On a pu en prendre la mesure lorsque l’UE a appliqué à titre d’exception le traitement d'économie de marché (TEM) à des entreprises exportatrices individuelles chinoises qui démontraient qu'elles fonctionnaient dans les conditions d'une économie de marché. Les droits antidumping, alors calculés sur la base des prix chinois, étaient nettement inférieurs à ceux qui auraient résulté d’une pratique non différenciée. Les prix résultant de ce traitement ont, en effet, été en moyenne inférieurs de 30 % aux prix calculés selon la procédure du « pays analogue ».
La riposte de l’Union européenne
L’expiration du seul article 15 (a) (ii) en décembre dernier sème une certaine confusion sur la procédure antidumping à suivre désormais à l’encontre de la Chine, premier exportateur mondial de marchandises.
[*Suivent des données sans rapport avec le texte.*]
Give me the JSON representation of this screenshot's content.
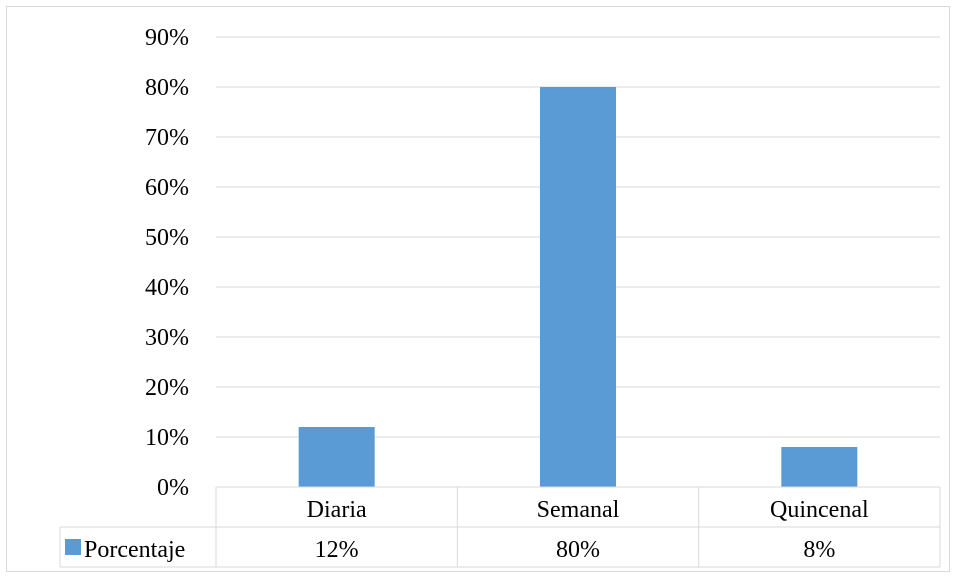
{
  "chart_data": {
    "type": "bar",
    "categories": [
      "Diaria",
      "Semanal",
      "Quincenal"
    ],
    "series": [
      {
        "name": "Porcentaje",
        "values": [
          12,
          80,
          8
        ],
        "labels": [
          "12%",
          "80%",
          "8%"
        ],
        "color": "#5b9bd5"
      }
    ],
    "yticks": [
      "0%",
      "10%",
      "20%",
      "30%",
      "40%",
      "50%",
      "60%",
      "70%",
      "80%",
      "90%"
    ],
    "ylim": [
      0,
      90
    ],
    "grid": true,
    "legend": "data-table"
  }
}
Le reste du protocole l’objet fait, en effet, l’objet de diverses interprétations. La seule suppression de l’article 15 (a) (ii) n’obligerait notamment pas les pays membres de l’OMC à reconnaître la Chine comme une économie de marché, prérogative qui relève non pas de l’OMC mais de la seule compétence de ses Etats membres.
L’UE semble pour l’instant peu encline à le lui octroyer. Le Parlement européen, qui a sur ce sujet un droit de codécision avec le Conseil européen, a adopté une résolution en ce sens en mai 2016. Il refuse, en effet, l’octroi de ce statut jusqu’à ce que la Chine remplisse les cinq critères établis par la Commission européenne, notamment celui de ne pas bénéficier d’intervention significative de l’Etat. Les prix doivent par ailleurs refléter l’offre et la demande, et les opérations de change doivent être exécutées aux taux du marché.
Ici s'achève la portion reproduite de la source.